Paix et cohésion nationale : le Conseil interreligieux congolais présente l’initiative « Vérité et Réconciliation » au Ministre d’État Guillaume Ngefa
Dans un contexte où la question de la cohésion nationale demeure centrale en République démocratique du Congo, les confessions religieuses multiplient les initiatives en faveur de la paix.
Une délégation du Conseil interreligieux congolais (CIC), conduite par son Président, l’Archevêque supérieur Dodo Kamba, a été reçue en audience par le Ministre d’État, Ministre de la Justice et Garde des Sceaux, Guillaume Ngefa Atondoko Andali, vendredi 06 mars 2026 dans son cabinet de travail au Palais de justice à Kinshasa.

Au centre des échanges figuraient la présentation d’une initiative de paix portée par les confessions religieuses, dénommée « Vérité et Réconciliation », destinée à favoriser un climat d’apaisement et à préparer les conditions d’un dialogue national constructif en République démocratique du Congo.
Une initiative religieuse pour préparer un climat d’apaisement
Composée des chefs religieux représentant les six confessions membres ainsi que du corps scientifique qui constitue le secrétariat technique du CIC, la délégation est venue exposer la vision et les objectifs de cette démarche.
Selon l’Archevêque supérieur Dodo Kamba, cette initiative vise avant tout à préparer les esprits et à apaiser les tensions, afin de créer un environnement propice au dialogue. « Nous avons présenté la vision que nous portons actuellement, notamment l’initiative d’une commission pour la paix que nous appelons “Vérité et Réconciliation”. L’objectif est d’amollir la terre, selon l’expression que nous employons, afin de préparer les esprits et les cœurs pour que le dialogue à venir puisse se tenir dans de bonnes conditions », a-t-il expliqué.
Le président du CIC a reconnu que certaines évolutions de la situation nationale ont incité les responsables religieux à s’impliquer davantage dans la recherche de solutions favorisant la cohésion nationale. « Il faut admettre que certaines situations réveillent des réflexes et nous poussent à agir. Cela nous a amenés à réfléchir à la manière dont les communautés religieuses peuvent contribuer à créer un climat favorable à la paix », a-t-il confié.

Un accueil jugé encourageant du côté du ministère de la Justice
Revenant sur la teneur des discussions, le chef de la délégation religieuse s’est dit agréablement surpris par l’ouverture et la qualité d’écoute manifestées par le Ministre d’État. « Nous nous attendions peut-être à des interrogations ou à des remises en cause du travail que nous avons déjà amorcé.

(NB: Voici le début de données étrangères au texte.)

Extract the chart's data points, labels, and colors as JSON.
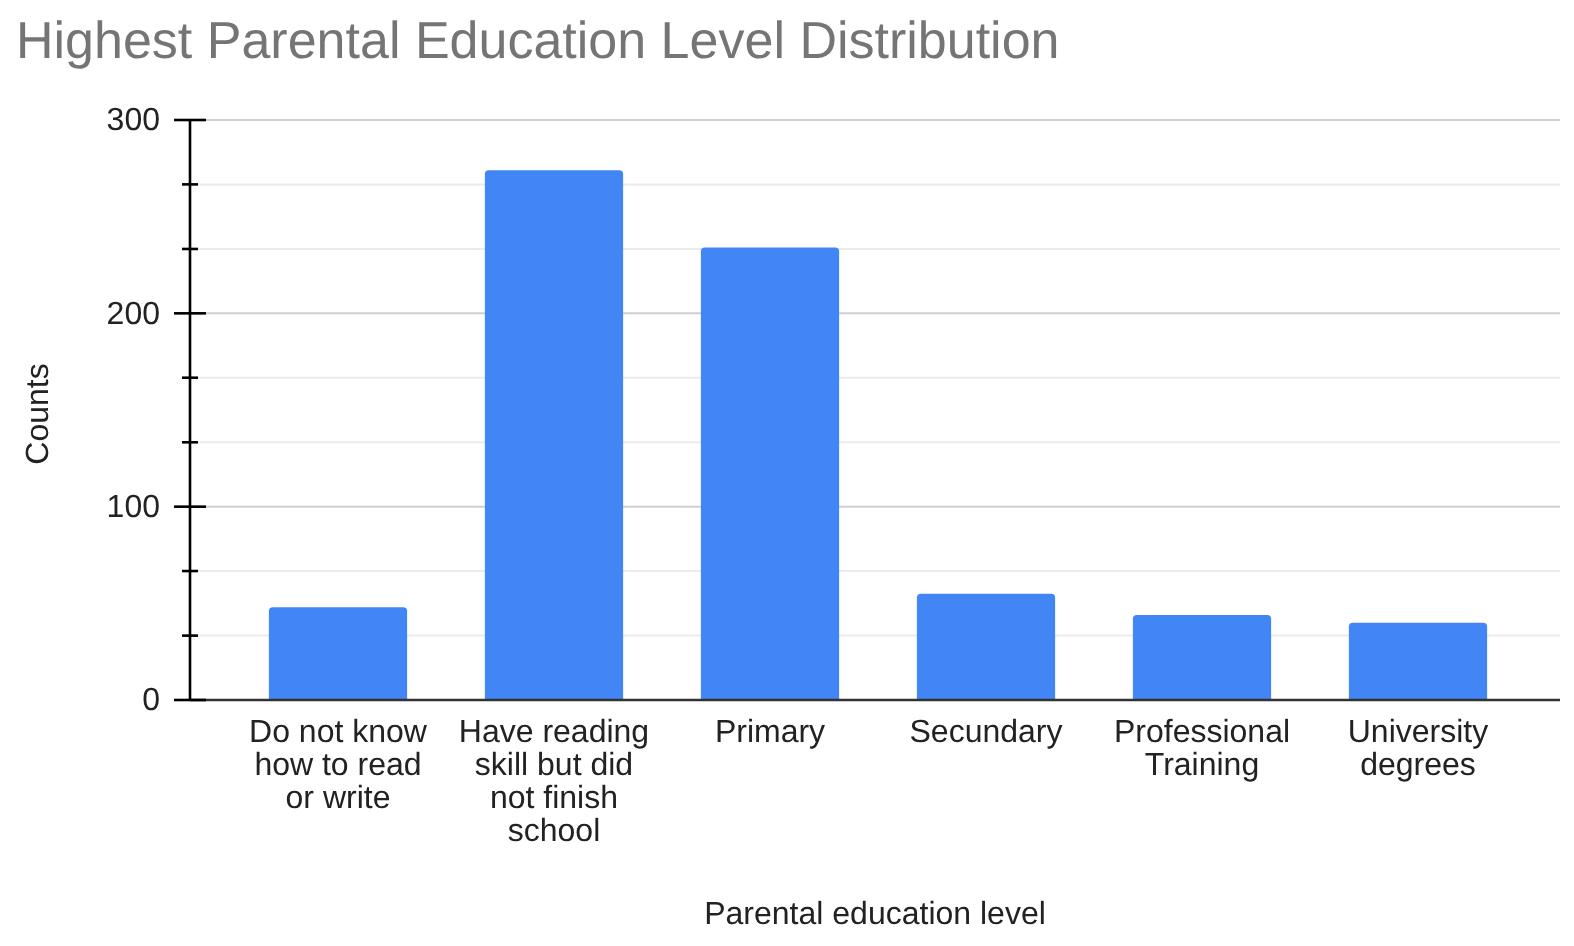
{
  "chart_data": {
    "type": "bar",
    "title": "Highest Parental Education Level Distribution",
    "xlabel": "Parental education level",
    "ylabel": "Counts",
    "categories": [
      "Do not know how to read or write",
      "Have reading skill but did not finish school",
      "Primary",
      "Secundary",
      "Professional Training",
      "University degrees"
    ],
    "values": [
      48,
      274,
      234,
      55,
      44,
      40
    ],
    "color": "#4285f4",
    "ylim": [
      0,
      300
    ],
    "yticks": [
      0,
      {
        "value": 33.3,
        "label": null
      },
      {
        "value": 66.7,
        "label": null
      },
      100,
      {
        "value": 133.3,
        "label": null
      },
      {
        "value": 166.7,
        "label": null
      },
      200,
      {
        "value": 233.3,
        "label": null
      },
      {
        "value": 266.7,
        "label": null
      },
      300
    ],
    "grid": true
  }
}
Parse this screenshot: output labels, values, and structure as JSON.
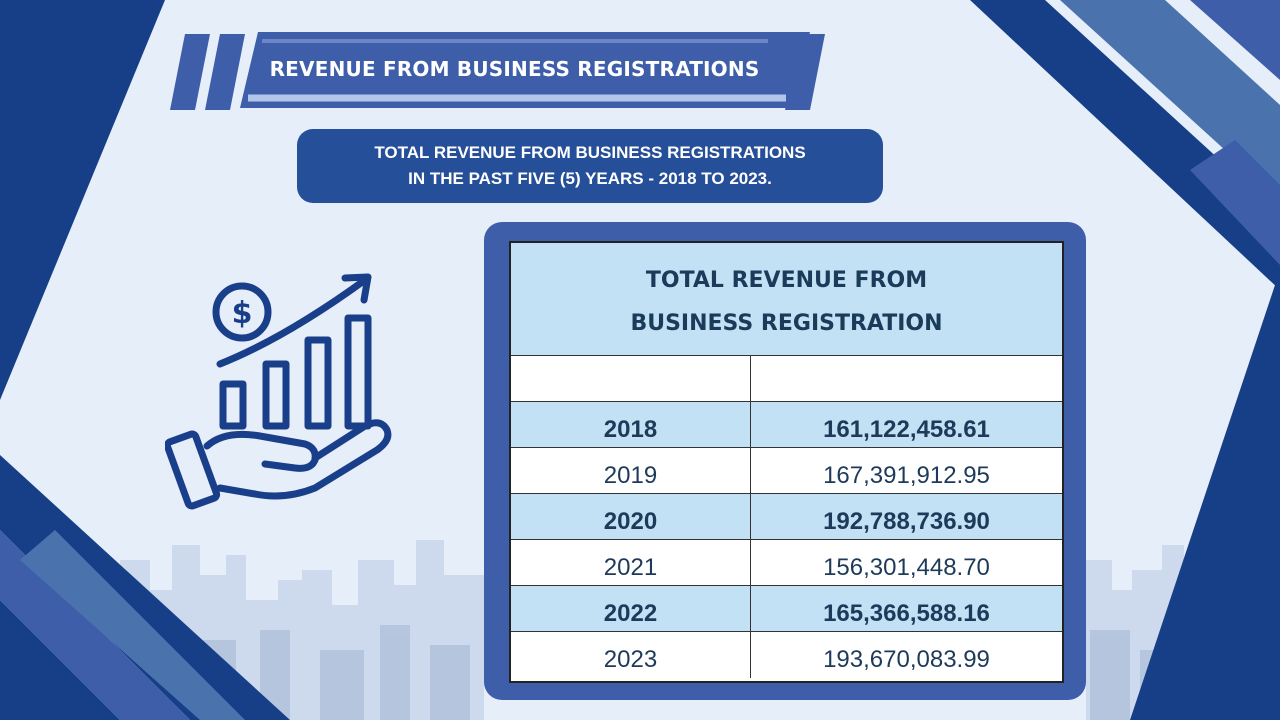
{
  "banner": {
    "title": "REVENUE FROM BUSINESS REGISTRATIONS"
  },
  "subtitle": {
    "line1": "TOTAL REVENUE FROM BUSINESS REGISTRATIONS",
    "line2": "IN THE PAST FIVE (5) YEARS - 2018 TO 2023."
  },
  "icons": {
    "main": "hand-growth-chart-icon",
    "dollar": "dollar-coin-icon"
  },
  "colors": {
    "navy": "#163f88",
    "blue": "#3f5ea9",
    "steel": "#4a73ae",
    "light_blue": "#c2e1f4",
    "background": "#e6eef9",
    "text_dark": "#1b3b5b"
  },
  "table": {
    "header_line1": "TOTAL REVENUE FROM",
    "header_line2": "BUSINESS REGISTRATION",
    "rows": [
      {
        "year": "2018",
        "value": "161,122,458.61",
        "bold": true
      },
      {
        "year": "2019",
        "value": "167,391,912.95",
        "bold": false
      },
      {
        "year": "2020",
        "value": "192,788,736.90",
        "bold": true
      },
      {
        "year": "2021",
        "value": "156,301,448.70",
        "bold": false
      },
      {
        "year": "2022",
        "value": "165,366,588.16",
        "bold": true
      },
      {
        "year": "2023",
        "value": "193,670,083.99",
        "bold": false
      }
    ]
  }
}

Mais nous avons trouvé curieusement une élégance et une hauteur de vue qui ont dépassé nos attentes », a-t-il déclaré.
Dodo Kamba a également indiqué que le Ministre d’État a encouragé l’initiative tout en partageant certaines orientations avec les membres du Conseil interreligieux. « Il nous a non seulement encouragés dans cette démarche, mais il nous a également prodigué quelques conseils en tant que responsable de notre secteur », a-t-il affirmé.
Le président du CIC a par ailleurs salué le travail déjà engagé par le ministère de la Justice sur certaines questions liées à la stabilité institutionnelle. « Le temps qu’il nous a accordé et ce qu’il a déjà amorcé comme travail nous ont étonnés positivement. Nous n’étions pas informés de tout cela. C’est très encourageant », a-t-il reconnu, estimant que les confessions religieuses pourraient contribuer à relayer et accompagner ces efforts au niveau de la société.
Une démarche saluée dans un esprit de collaboration institutionnelle
À l’issue de la rencontre, les responsables religieux ont exprimé leur satisfaction quant à la qualité des échanges, qu’ils considèrent comme une étape importante dans la construction d’un cadre de collaboration entre les confessions religieuses et les autorités publiques autour de la consolidation de la paix.

Dans cette dynamique, l’Archevêque supérieur Dodo Kamba a également tenu à souligner que la rencontre s’inscrivait dans une démarche de courtoisie institutionnelle envers l’autorité de tutelle des cultes et associations. « Nous sommes venus d’abord lui présenter nos civilités depuis son arrivée à la tête de ce ministère qui assure la tutelle de notre secteur. Nous n’avions pas encore eu l’occasion de le rencontrer pour le féliciter et échanger avec lui », a-t-il indiqué.